- Country: Turkey
- Location: Çukurca, Hakkâri Province
- Coordinates: 37°17′24.33″N 43°34′46.25″E﻿ / ﻿37.2900917°N 43.5795139°E
- Purpose: Water supply, military
- Status: Under construction
- Construction began: 2008
- Owner: State Hydraulic Works

Dam and spillways
- Type of dam: Gravity, roller-compacted concrete
- Impounds: Güzeldere River
- Height: 45.5 m (149 ft)
- Length: 127.44 m (418 ft)
- Elevation at crest: 963 m (3,159 ft)
- Width (crest): 8 m (26 ft)
- Spillway type: Overflow

Reservoir
- Total capacity: 3,100,000 m^{3} (2,513 acre⋅ft)
- Normal elevation: 960 m (3,150 ft)

= Çocuktepe Dam =

The Çocuktepe Dam is a gravity dam under construction on the Güzeldere River (a tributary of the Great Zab) in Çukurca district of Hakkâri Province, southeast Turkey. Under contract from Turkey's State Hydraulic Works, İnelsan İnşaat began construction on the dam in 2008 and a completion date has not been announced. Construction on the Gölgeliyamaç Dam immediately upstream began in 2008 as well but was cancelled due to poor geology.
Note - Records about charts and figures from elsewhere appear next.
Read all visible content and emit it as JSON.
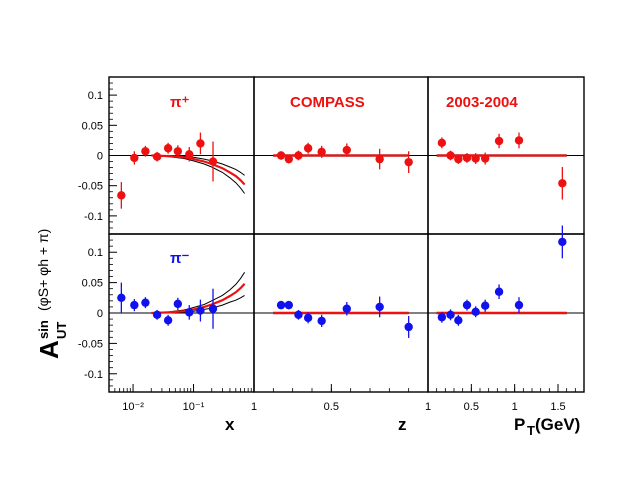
{
  "figure": {
    "ylabel_main": "A",
    "ylabel_sub": "UT",
    "ylabel_sup": "sin",
    "ylabel_func": "(φS+ φh + π)",
    "xlabels": [
      "x",
      "z",
      "P",
      "T",
      " (GeV)"
    ],
    "panel_labels": [
      "π⁺",
      "COMPASS",
      "2003-2004",
      "π⁻"
    ],
    "colors": {
      "pos": "#ee1111",
      "neg": "#1111ee",
      "curve_inner": "#ee1111",
      "band": "#000000",
      "frame": "#000000"
    }
  },
  "chart_data": {
    "type": "scatter",
    "ylim": [
      -0.13,
      0.13
    ],
    "yticks": [
      "0.1",
      "0.05",
      "0",
      "-0.05",
      "-0.1"
    ],
    "yticks_values": [
      0.1,
      0.05,
      0,
      -0.05,
      -0.1
    ],
    "x_ticks": {
      "x": [
        "10⁻²",
        "10⁻¹",
        "1"
      ],
      "z": [
        "0.5",
        "1"
      ],
      "pt": [
        "0.5",
        "1",
        "1.5"
      ]
    },
    "x_tick_values": {
      "x": [
        0.01,
        0.1,
        1
      ],
      "z": [
        0.5,
        1
      ],
      "pt": [
        0.5,
        1,
        1.5
      ]
    },
    "xlims": {
      "x": [
        0.004,
        1
      ],
      "z": [
        0.1,
        1
      ],
      "pt": [
        0,
        1.8
      ]
    },
    "x_scale": {
      "x": "log",
      "z": "linear",
      "pt": "linear"
    },
    "panels": [
      {
        "hadron": "pos",
        "var": "x",
        "points": [
          {
            "x": 0.0064,
            "y": -0.066,
            "err": 0.022
          },
          {
            "x": 0.0105,
            "y": -0.004,
            "err": 0.011
          },
          {
            "x": 0.016,
            "y": 0.007,
            "err": 0.009
          },
          {
            "x": 0.025,
            "y": -0.002,
            "err": 0.008
          },
          {
            "x": 0.038,
            "y": 0.012,
            "err": 0.009
          },
          {
            "x": 0.055,
            "y": 0.007,
            "err": 0.01
          },
          {
            "x": 0.085,
            "y": 0.002,
            "err": 0.012
          },
          {
            "x": 0.13,
            "y": 0.02,
            "err": 0.018
          },
          {
            "x": 0.21,
            "y": -0.01,
            "err": 0.033
          }
        ],
        "curve": {
          "x": [
            0.02,
            0.04,
            0.07,
            0.1,
            0.15,
            0.2,
            0.3,
            0.4,
            0.5,
            0.6,
            0.7
          ],
          "y": [
            0,
            -0.001,
            -0.003,
            -0.006,
            -0.01,
            -0.014,
            -0.021,
            -0.028,
            -0.034,
            -0.041,
            -0.048
          ],
          "band": [
            0,
            0.001,
            0.002,
            0.003,
            0.004,
            0.005,
            0.007,
            0.009,
            0.011,
            0.013,
            0.015
          ]
        }
      },
      {
        "hadron": "pos",
        "var": "z",
        "points": [
          {
            "x": 0.24,
            "y": 0.0,
            "err": 0.007
          },
          {
            "x": 0.28,
            "y": -0.006,
            "err": 0.007
          },
          {
            "x": 0.33,
            "y": 0.0,
            "err": 0.008
          },
          {
            "x": 0.38,
            "y": 0.012,
            "err": 0.009
          },
          {
            "x": 0.45,
            "y": 0.006,
            "err": 0.01
          },
          {
            "x": 0.58,
            "y": 0.009,
            "err": 0.011
          },
          {
            "x": 0.75,
            "y": -0.006,
            "err": 0.017
          },
          {
            "x": 0.9,
            "y": -0.011,
            "err": 0.018
          }
        ],
        "curve": {
          "x": [
            0.2,
            0.5,
            0.9
          ],
          "y": [
            0.0,
            0.0,
            0.0
          ],
          "band": [
            0.001,
            0.001,
            0.001
          ]
        }
      },
      {
        "hadron": "pos",
        "var": "pt",
        "points": [
          {
            "x": 0.16,
            "y": 0.021,
            "err": 0.009
          },
          {
            "x": 0.26,
            "y": 0.0,
            "err": 0.008
          },
          {
            "x": 0.35,
            "y": -0.006,
            "err": 0.008
          },
          {
            "x": 0.45,
            "y": -0.004,
            "err": 0.008
          },
          {
            "x": 0.55,
            "y": -0.005,
            "err": 0.009
          },
          {
            "x": 0.66,
            "y": -0.005,
            "err": 0.01
          },
          {
            "x": 0.82,
            "y": 0.024,
            "err": 0.012
          },
          {
            "x": 1.05,
            "y": 0.025,
            "err": 0.013
          },
          {
            "x": 1.55,
            "y": -0.046,
            "err": 0.027
          }
        ],
        "curve": {
          "x": [
            0.1,
            0.8,
            1.6
          ],
          "y": [
            0.0,
            0.0,
            0.0
          ],
          "band": [
            0.001,
            0.001,
            0.001
          ]
        }
      },
      {
        "hadron": "neg",
        "var": "x",
        "points": [
          {
            "x": 0.0064,
            "y": 0.025,
            "err": 0.025
          },
          {
            "x": 0.0105,
            "y": 0.013,
            "err": 0.01
          },
          {
            "x": 0.016,
            "y": 0.017,
            "err": 0.009
          },
          {
            "x": 0.025,
            "y": -0.003,
            "err": 0.008
          },
          {
            "x": 0.038,
            "y": -0.012,
            "err": 0.009
          },
          {
            "x": 0.055,
            "y": 0.015,
            "err": 0.01
          },
          {
            "x": 0.085,
            "y": 0.001,
            "err": 0.012
          },
          {
            "x": 0.13,
            "y": 0.004,
            "err": 0.018
          },
          {
            "x": 0.21,
            "y": 0.007,
            "err": 0.033
          }
        ],
        "curve": {
          "x": [
            0.02,
            0.04,
            0.07,
            0.1,
            0.15,
            0.2,
            0.3,
            0.4,
            0.5,
            0.6,
            0.7
          ],
          "y": [
            0,
            0.001,
            0.003,
            0.006,
            0.01,
            0.014,
            0.021,
            0.028,
            0.034,
            0.041,
            0.048
          ],
          "band": [
            0,
            0.001,
            0.002,
            0.003,
            0.004,
            0.006,
            0.008,
            0.01,
            0.013,
            0.016,
            0.019
          ]
        }
      },
      {
        "hadron": "neg",
        "var": "z",
        "points": [
          {
            "x": 0.24,
            "y": 0.013,
            "err": 0.007
          },
          {
            "x": 0.28,
            "y": 0.013,
            "err": 0.007
          },
          {
            "x": 0.33,
            "y": -0.003,
            "err": 0.008
          },
          {
            "x": 0.38,
            "y": -0.008,
            "err": 0.009
          },
          {
            "x": 0.45,
            "y": -0.013,
            "err": 0.01
          },
          {
            "x": 0.58,
            "y": 0.007,
            "err": 0.011
          },
          {
            "x": 0.75,
            "y": 0.01,
            "err": 0.017
          },
          {
            "x": 0.9,
            "y": -0.023,
            "err": 0.018
          }
        ],
        "curve": {
          "x": [
            0.2,
            0.5,
            0.9
          ],
          "y": [
            0.0,
            0.0,
            0.0
          ],
          "band": [
            0.001,
            0.001,
            0.001
          ]
        }
      },
      {
        "hadron": "neg",
        "var": "pt",
        "points": [
          {
            "x": 0.16,
            "y": -0.007,
            "err": 0.009
          },
          {
            "x": 0.26,
            "y": -0.003,
            "err": 0.009
          },
          {
            "x": 0.35,
            "y": -0.012,
            "err": 0.009
          },
          {
            "x": 0.45,
            "y": 0.013,
            "err": 0.009
          },
          {
            "x": 0.55,
            "y": 0.002,
            "err": 0.009
          },
          {
            "x": 0.66,
            "y": 0.012,
            "err": 0.01
          },
          {
            "x": 0.82,
            "y": 0.035,
            "err": 0.012
          },
          {
            "x": 1.05,
            "y": 0.013,
            "err": 0.013
          },
          {
            "x": 1.55,
            "y": 0.117,
            "err": 0.027
          }
        ],
        "curve": {
          "x": [
            0.1,
            0.8,
            1.6
          ],
          "y": [
            0.0,
            0.0,
            0.0
          ],
          "band": [
            0.001,
            0.001,
            0.001
          ]
        }
      }
    ]
  }
}
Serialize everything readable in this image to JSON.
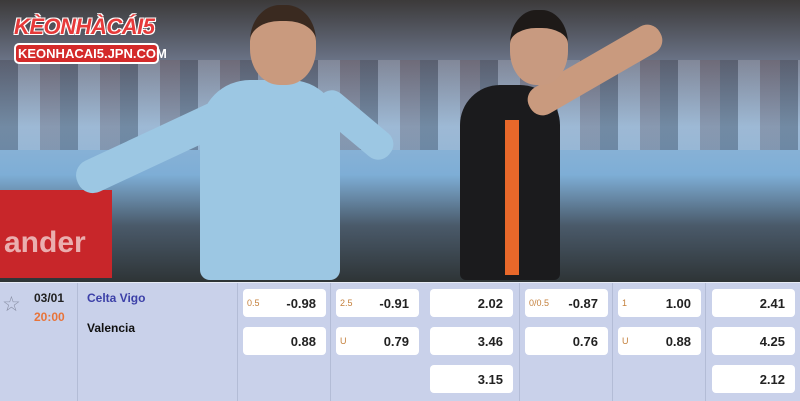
{
  "logo": {
    "brand": "KÈONHÀCÁI5",
    "url": "KEONHACAI5.JPN.COM"
  },
  "photo": {
    "banner_text": "ander"
  },
  "match": {
    "date": "03/01",
    "time": "20:00",
    "home": "Celta Vigo",
    "away": "Valencia",
    "colors": {
      "home": "#3c40a8",
      "time": "#e8743a",
      "handicap_label": "#c4803c"
    },
    "markets": [
      {
        "rows": [
          {
            "label": "0.5",
            "value": "-0.98"
          },
          {
            "label": "",
            "value": "0.88"
          }
        ]
      },
      {
        "rows": [
          {
            "label": "2.5",
            "value": "-0.91"
          },
          {
            "label": "U",
            "value": "0.79"
          }
        ]
      },
      {
        "rows": [
          {
            "label": "",
            "value": "2.02"
          },
          {
            "label": "",
            "value": "3.46"
          },
          {
            "label": "",
            "value": "3.15"
          }
        ]
      },
      {
        "rows": [
          {
            "label": "0/0.5",
            "value": "-0.87"
          },
          {
            "label": "",
            "value": "0.76"
          }
        ]
      },
      {
        "rows": [
          {
            "label": "1",
            "value": "1.00"
          },
          {
            "label": "U",
            "value": "0.88"
          }
        ]
      },
      {
        "rows": [
          {
            "label": "",
            "value": "2.41"
          },
          {
            "label": "",
            "value": "4.25"
          },
          {
            "label": "",
            "value": "2.12"
          }
        ]
      }
    ]
  }
}
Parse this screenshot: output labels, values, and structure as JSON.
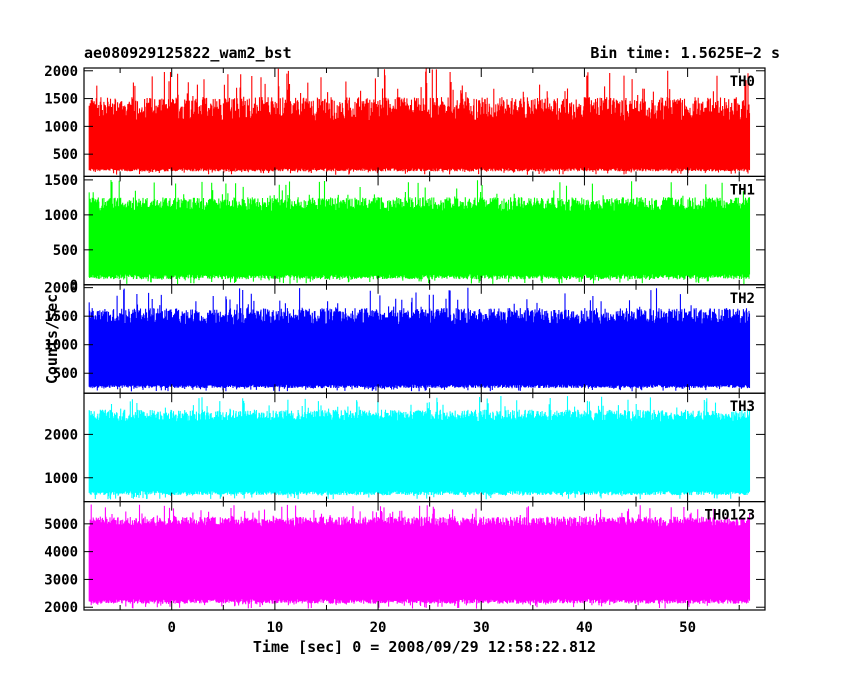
{
  "header": {
    "title": "ae080929125822_wam2_bst",
    "bin_time": "Bin time: 1.5625E−2 s"
  },
  "chart_data": {
    "type": "line",
    "xlabel": "Time [sec] 0 = 2008/09/29 12:58:22.812",
    "ylabel": "Counts/sec",
    "xlim": [
      -8.5,
      57.5
    ],
    "data_x_range": [
      -8.0,
      56.0
    ],
    "x_ticks": [
      0,
      10,
      20,
      30,
      40,
      50
    ],
    "panels": [
      {
        "name": "TH0",
        "color": "#ff0000",
        "ylim": [
          100,
          2050
        ],
        "y_ticks": [
          500,
          1000,
          1500,
          2000
        ],
        "baseline_range": [
          250,
          1100
        ],
        "peak_max": 2050,
        "trough_min": 130
      },
      {
        "name": "TH1",
        "color": "#00ff00",
        "ylim": [
          0,
          1550
        ],
        "y_ticks": [
          0,
          500,
          1000,
          1500
        ],
        "baseline_range": [
          150,
          1050
        ],
        "peak_max": 1500,
        "trough_min": 10
      },
      {
        "name": "TH2",
        "color": "#0000ff",
        "ylim": [
          150,
          2050
        ],
        "y_ticks": [
          500,
          1000,
          1500,
          2000
        ],
        "baseline_range": [
          300,
          1350
        ],
        "peak_max": 2000,
        "trough_min": 180
      },
      {
        "name": "TH3",
        "color": "#00ffff",
        "ylim": [
          450,
          2950
        ],
        "y_ticks": [
          1000,
          2000
        ],
        "baseline_range": [
          700,
          2300
        ],
        "peak_max": 2900,
        "trough_min": 500
      },
      {
        "name": "TH0123",
        "color": "#ff00ff",
        "ylim": [
          1900,
          5800
        ],
        "y_ticks": [
          2000,
          3000,
          4000,
          5000
        ],
        "baseline_range": [
          2300,
          4900
        ],
        "peak_max": 5700,
        "trough_min": 1950
      }
    ]
  }
}
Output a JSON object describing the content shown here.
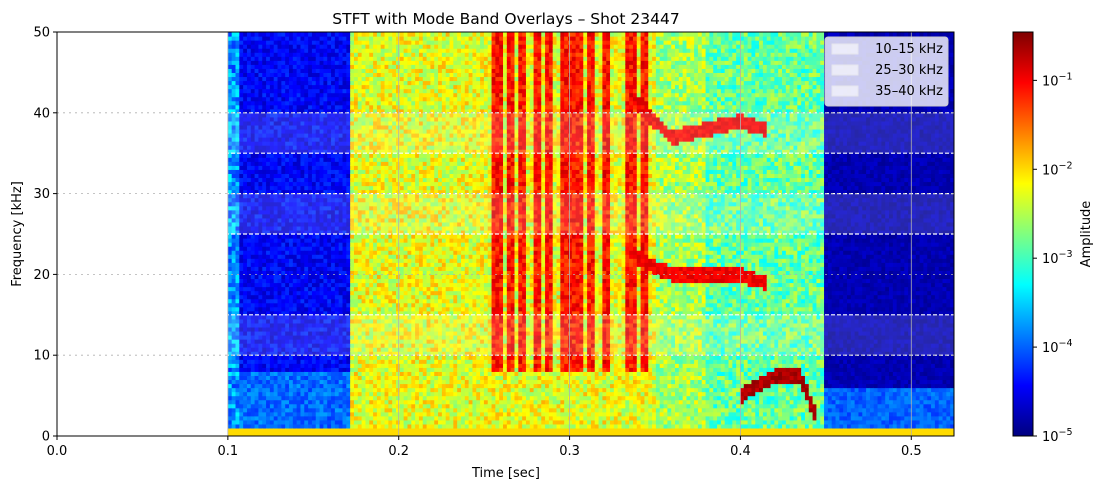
{
  "chart_data": {
    "type": "heatmap",
    "title": "STFT with Mode Band Overlays – Shot 23447",
    "xlabel": "Time [sec]",
    "ylabel": "Frequency [kHz]",
    "xlim": [
      0.0,
      0.525
    ],
    "ylim": [
      0,
      50
    ],
    "x_ticks": [
      "0.0",
      "0.1",
      "0.2",
      "0.3",
      "0.4",
      "0.5"
    ],
    "y_ticks": [
      "0",
      "10",
      "20",
      "30",
      "40",
      "50"
    ],
    "grid": true,
    "data_time_range": [
      0.1,
      0.525
    ],
    "plasma_active_range": [
      0.1,
      0.45
    ],
    "legend": {
      "placement": "top-right",
      "entries": [
        {
          "label": "10–15 kHz",
          "band": [
            10,
            15
          ],
          "color": "#ffffff"
        },
        {
          "label": "25–30 kHz",
          "band": [
            25,
            30
          ],
          "color": "#ffffff"
        },
        {
          "label": "35–40 kHz",
          "band": [
            35,
            40
          ],
          "color": "#ffffff"
        }
      ]
    },
    "colorbar": {
      "label": "Amplitude",
      "scale": "log",
      "colormap": "jet",
      "range": [
        1e-05,
        0.35
      ],
      "ticks": [
        {
          "base": "10",
          "exp": "−5",
          "value": 1e-05
        },
        {
          "base": "10",
          "exp": "−4",
          "value": 0.0001
        },
        {
          "base": "10",
          "exp": "−3",
          "value": 0.001
        },
        {
          "base": "10",
          "exp": "−2",
          "value": 0.01
        },
        {
          "base": "10",
          "exp": "−1",
          "value": 0.1
        }
      ]
    },
    "mode_tracks": [
      {
        "points": [
          [
            0.34,
            22
          ],
          [
            0.36,
            20
          ],
          [
            0.38,
            20
          ],
          [
            0.4,
            20
          ],
          [
            0.415,
            19
          ]
        ],
        "amplitude": 0.15
      },
      {
        "points": [
          [
            0.34,
            41
          ],
          [
            0.36,
            37
          ],
          [
            0.38,
            38
          ],
          [
            0.4,
            39
          ],
          [
            0.415,
            38
          ]
        ],
        "amplitude": 0.15
      },
      {
        "points": [
          [
            0.4,
            5
          ],
          [
            0.42,
            7.5
          ],
          [
            0.435,
            7.5
          ],
          [
            0.445,
            2
          ]
        ],
        "amplitude": 0.3
      }
    ]
  }
}
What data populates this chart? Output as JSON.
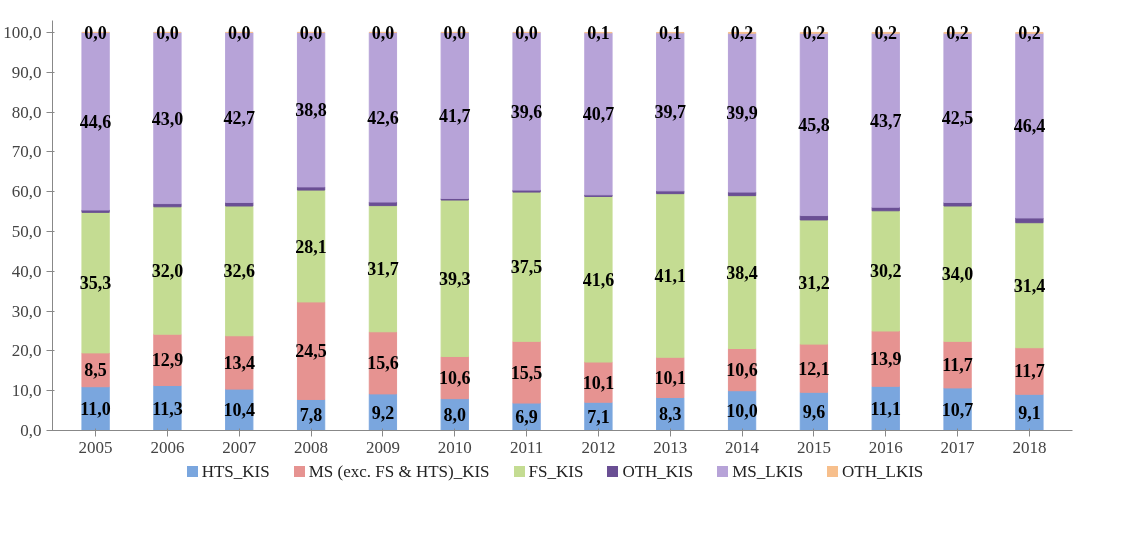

The reported purpose of the dam is water storage and it can also support a hydroelectric power station in the future. Another purpose of the dam which has been widely reported in the Turkish press is to reduce the freedom of movement of militants of the Kurdistan Workers' Party (PKK). Blocking and flooding valleys near to the Iraq–Turkey border is expected to help curb cross-border PKK smuggling and deny caves in which ammunition can be stored. A total of 11 dams along the border; seven in Şırnak Province and four in Hakkâri Province were implemented for this purpose. In Hakkâri are the Gölgeliyamaç (since cancelled) and Çocuktepe Dams on the Güzeldere River and the Aslandağ and Beyyurdu Dams on the Bembo River. In Şırnak there is the Silopi Dam on the Hezil River and the Şırnak, Uludere, Balli, Kavşaktepe, Musatepe and Çetintepe Dams on the Ortasu River.

Construction was still ongoing as of March 2019.